Some payloads steal certain types of data, some may surreptitiously use cameras or microphones, and some may set up huge networks of infected bots to do things like DDOS attacks or to send masses of junk emails. Their goal is nation-state dominance.
Then we have cybercriminals who are in it for the money. Most of what consumers and enterprise see – ransomware, crypto-coin mining, banking trojans etc., – are cybercriminals using tools readily available on the Dark Web or developed by hacker staff.
So, let’s call this for what it is – crime committed using the internet (an IP wide area network) to break into computing devices via a vulnerability. It is no different from a criminal breaking into a house via a badly designed lock.
GG: You mentioned that consumers benefit from enterprise protection. How?
Enterprise, especially those with customer databases are daily targets for cybercriminals. Most access comes via emails – highly developed, machine learning or AI-driven, social engineered, spear phishing; masquerading as a colleague (Business Email Compromise); or spoofing (using a known trusted address).
The aim is to elicit action. Go to a website, click on a link, transfer funds – anything that the recipient can do in their job. We call that self-sabotage – weak passwords, weak security, weak people and all can be fixed.
Once a cybercriminal is inside a computer, they can browse the network and decide on what goodies to take.
Simply put enterprise employs dozens of best of breed tools to stop this and this intelligence flows down to the consumer via online malware detection clouds and endpoint software. In our case, we develop ZoneAlarm for home and small business, and it’s the same protection as enterprise has on its endpoints.
What consumers don’t have, and frankly cannot afford is the perimeter hardening tools like enterprise firewalls, sandboxes, patch management, hyper-scale management etc.
But these tools are also coming to SaaS (Security as a Service) where SMB and consumers won’t have to worry – all it will cost is a small monthly fee.
GG: What are your predictions for the coming year?
More of the same only faster! Some years we play catch up with the bad guys, and some years we edge ahead. Make no mistake – cybercrime is big money and cybercriminals have all the latest tools like machine learning and AI.
2017-2018 was the year of ransomware.
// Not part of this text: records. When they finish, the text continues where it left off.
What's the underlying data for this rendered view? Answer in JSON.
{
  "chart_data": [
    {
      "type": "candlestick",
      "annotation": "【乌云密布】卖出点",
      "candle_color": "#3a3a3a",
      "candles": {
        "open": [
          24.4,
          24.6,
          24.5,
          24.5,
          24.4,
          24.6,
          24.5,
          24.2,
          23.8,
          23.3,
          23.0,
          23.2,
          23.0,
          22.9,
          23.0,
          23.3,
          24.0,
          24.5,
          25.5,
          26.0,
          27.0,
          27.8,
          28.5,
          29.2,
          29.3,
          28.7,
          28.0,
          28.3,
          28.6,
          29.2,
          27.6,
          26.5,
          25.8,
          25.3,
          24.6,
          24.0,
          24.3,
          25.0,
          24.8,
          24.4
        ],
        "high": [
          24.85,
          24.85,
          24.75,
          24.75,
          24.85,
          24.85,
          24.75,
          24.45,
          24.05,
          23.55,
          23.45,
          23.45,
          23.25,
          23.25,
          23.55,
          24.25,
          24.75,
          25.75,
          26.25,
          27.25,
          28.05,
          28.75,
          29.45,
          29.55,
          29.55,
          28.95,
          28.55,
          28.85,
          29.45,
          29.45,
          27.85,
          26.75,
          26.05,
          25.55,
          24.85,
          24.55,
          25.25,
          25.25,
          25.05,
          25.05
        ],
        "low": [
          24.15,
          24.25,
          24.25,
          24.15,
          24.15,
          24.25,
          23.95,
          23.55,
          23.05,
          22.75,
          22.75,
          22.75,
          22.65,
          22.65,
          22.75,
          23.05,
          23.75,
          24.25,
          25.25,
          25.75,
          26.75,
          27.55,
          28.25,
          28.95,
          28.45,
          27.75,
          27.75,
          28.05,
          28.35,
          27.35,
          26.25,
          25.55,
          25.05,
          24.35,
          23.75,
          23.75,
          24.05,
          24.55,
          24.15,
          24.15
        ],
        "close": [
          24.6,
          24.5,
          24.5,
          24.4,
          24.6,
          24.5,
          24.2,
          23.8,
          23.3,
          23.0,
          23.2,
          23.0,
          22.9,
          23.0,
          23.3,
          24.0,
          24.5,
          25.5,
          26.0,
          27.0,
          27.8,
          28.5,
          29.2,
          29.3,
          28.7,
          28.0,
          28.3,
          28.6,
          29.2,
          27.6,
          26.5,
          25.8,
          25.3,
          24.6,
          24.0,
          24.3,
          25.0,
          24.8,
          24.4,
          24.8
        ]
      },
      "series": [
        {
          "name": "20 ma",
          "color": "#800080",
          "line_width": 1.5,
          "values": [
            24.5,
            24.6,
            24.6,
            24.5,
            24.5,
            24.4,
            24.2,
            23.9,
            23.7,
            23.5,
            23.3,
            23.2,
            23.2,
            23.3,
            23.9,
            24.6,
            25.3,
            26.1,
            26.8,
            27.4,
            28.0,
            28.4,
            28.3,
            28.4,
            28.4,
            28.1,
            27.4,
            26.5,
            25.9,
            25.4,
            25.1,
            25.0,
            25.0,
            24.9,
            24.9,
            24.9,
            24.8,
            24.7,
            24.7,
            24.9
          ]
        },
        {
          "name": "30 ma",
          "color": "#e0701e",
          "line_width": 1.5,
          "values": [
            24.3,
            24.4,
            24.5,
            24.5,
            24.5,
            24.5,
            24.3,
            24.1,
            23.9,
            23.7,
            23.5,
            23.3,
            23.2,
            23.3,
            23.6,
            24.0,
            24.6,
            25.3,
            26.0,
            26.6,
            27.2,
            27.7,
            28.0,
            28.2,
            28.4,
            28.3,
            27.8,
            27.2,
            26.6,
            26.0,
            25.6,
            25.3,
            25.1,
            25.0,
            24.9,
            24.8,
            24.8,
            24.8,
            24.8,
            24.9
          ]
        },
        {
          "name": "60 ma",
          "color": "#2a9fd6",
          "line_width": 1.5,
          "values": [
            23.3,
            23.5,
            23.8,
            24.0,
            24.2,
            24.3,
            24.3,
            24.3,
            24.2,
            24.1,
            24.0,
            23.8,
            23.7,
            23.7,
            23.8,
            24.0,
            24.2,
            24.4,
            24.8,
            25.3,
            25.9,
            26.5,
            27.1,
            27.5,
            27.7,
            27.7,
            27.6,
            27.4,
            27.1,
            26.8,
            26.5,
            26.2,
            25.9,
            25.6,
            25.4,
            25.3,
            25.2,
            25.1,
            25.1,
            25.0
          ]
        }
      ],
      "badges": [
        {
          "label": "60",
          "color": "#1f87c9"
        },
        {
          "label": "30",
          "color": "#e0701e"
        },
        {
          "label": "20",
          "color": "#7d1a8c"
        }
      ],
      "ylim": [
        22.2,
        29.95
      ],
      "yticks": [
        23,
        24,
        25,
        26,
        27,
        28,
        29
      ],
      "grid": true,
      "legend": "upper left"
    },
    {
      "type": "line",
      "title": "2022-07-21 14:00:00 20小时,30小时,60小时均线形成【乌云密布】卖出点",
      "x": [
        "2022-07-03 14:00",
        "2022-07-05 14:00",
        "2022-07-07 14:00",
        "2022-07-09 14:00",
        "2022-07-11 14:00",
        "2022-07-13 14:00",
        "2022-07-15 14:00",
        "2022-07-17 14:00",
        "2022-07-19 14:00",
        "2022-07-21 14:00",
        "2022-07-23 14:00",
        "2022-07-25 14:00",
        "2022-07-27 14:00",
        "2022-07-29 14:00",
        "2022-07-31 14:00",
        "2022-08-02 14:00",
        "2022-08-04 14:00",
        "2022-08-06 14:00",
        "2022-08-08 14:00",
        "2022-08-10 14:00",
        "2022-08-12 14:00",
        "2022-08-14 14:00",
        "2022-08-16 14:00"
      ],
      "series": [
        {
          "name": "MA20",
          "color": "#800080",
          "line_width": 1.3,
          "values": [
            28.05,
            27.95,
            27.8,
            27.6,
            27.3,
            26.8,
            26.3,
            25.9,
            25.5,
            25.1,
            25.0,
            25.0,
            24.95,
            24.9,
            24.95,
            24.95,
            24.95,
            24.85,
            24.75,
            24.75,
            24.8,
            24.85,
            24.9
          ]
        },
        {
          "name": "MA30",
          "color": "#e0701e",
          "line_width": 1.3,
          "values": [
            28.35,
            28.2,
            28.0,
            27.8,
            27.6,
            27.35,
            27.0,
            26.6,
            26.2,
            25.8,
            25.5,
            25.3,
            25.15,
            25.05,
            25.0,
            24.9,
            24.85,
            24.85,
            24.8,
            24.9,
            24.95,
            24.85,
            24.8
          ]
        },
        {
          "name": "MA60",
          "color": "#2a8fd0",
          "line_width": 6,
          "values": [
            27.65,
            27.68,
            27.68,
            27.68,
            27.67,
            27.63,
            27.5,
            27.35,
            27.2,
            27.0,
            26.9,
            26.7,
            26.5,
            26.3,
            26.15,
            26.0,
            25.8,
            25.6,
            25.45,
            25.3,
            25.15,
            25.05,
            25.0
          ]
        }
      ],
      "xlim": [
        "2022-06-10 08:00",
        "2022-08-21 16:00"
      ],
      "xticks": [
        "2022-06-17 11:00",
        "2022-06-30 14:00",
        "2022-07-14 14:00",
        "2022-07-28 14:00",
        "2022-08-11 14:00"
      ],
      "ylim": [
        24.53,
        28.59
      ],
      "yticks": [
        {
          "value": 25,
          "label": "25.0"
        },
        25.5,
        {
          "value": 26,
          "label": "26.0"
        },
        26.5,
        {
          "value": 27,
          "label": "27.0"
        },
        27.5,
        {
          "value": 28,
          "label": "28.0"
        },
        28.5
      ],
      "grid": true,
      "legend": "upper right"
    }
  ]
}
It’s still a huge threat, but things like the No More Ransom Project (and we are an Associate Partner) are helping to slow that down. We – the security industry – played catch up to help beat ransomware, and it is no longer as profitable for cybercriminals.
2018-2019 is the year of crypto-currency miners and nearly half of the top ten malware threats take over your PC, mobile or even IoT to mine cryptocurrency. Why? Because together huge botnets can make money for cybercriminals and you pay via your data, power and hardware overheads.
- ↔ XMRig – Open-source CPU mining software used for the mining process of the Monero cryptocurrency, and first seen in-the-wild on May 2017.
- ↑ Cryptoloot – Cryptominer, using the victim’s CPU or GPU power and existing resources for cryptomining – adding transactions to the blockchain and releasing new currency. It is a competitor to Coinhive, trying to pull the rug under it by asking a smaller percentage of revenue from websites.
The other threats focus setting up spam servers, adware, stealing data etc.
Remember personal data is gold and goes into your profile on the Dark Web to help with Identity Theft or AI-driven spear phishing.
- ↔ Emotet – Advanced, self-propagate and modular Trojan. Emotet once used to employ as a banking Trojan and recently is used as a distributor to other malware or malicious campaigns. It uses multiple methods for maintaining persistence and evasion techniques to avoid detection. Also, it can spread through phishing spam emails containing malicious attachments or links.
- ↔ Nivdort – Multipurpose bot, also known as Bayrob, that is used to collect passwords, modify system settings and download additional malware. It is usually spread via spam emails with the recipient address encoded in the binary, thus making each file unique.
- ↔ Dorkbot – IRC-based Worm designed to allow remote code execution by its operator, as well as the download of additional malware to the infected system.
- ↑ Lokibot– Lokibot is an Info Stealer distributed mainly by phishing emails, and is used to steal various data such as email credentials, as well as passwords to CryptoCoin wallets and FTP servers.
- ↑ Gandcrab- GandCrab is ransomware distributed via the RIG and GrandSoft Exploit Kits, as well as email spam. The ransomware uses an affiliates program, with those joining the program paying 30%-40% of the ransom revenues to the GandCrab author. In return, affiliates get a full-featured web panel and technical support.
- ↓ Ramnit– Banking Trojan that steals banking credentials, FTP passwords, session cookies and personal data.
GG: OK the hoary old question – PC or Mac?
Mac desktop/laptop market share is static at around 9%. Linux is about 2% and Windows about 88%. Cybercriminals go after the money, so it makes sense to go after Windows.
But macOS is not safe as our Malware Pedia shows. While there is nowhere near as much Mac malware, it is more sophisticated to get around Mac’s native defences. If you use Mac read the Mac Malware Pedia link above and get some protection NOW.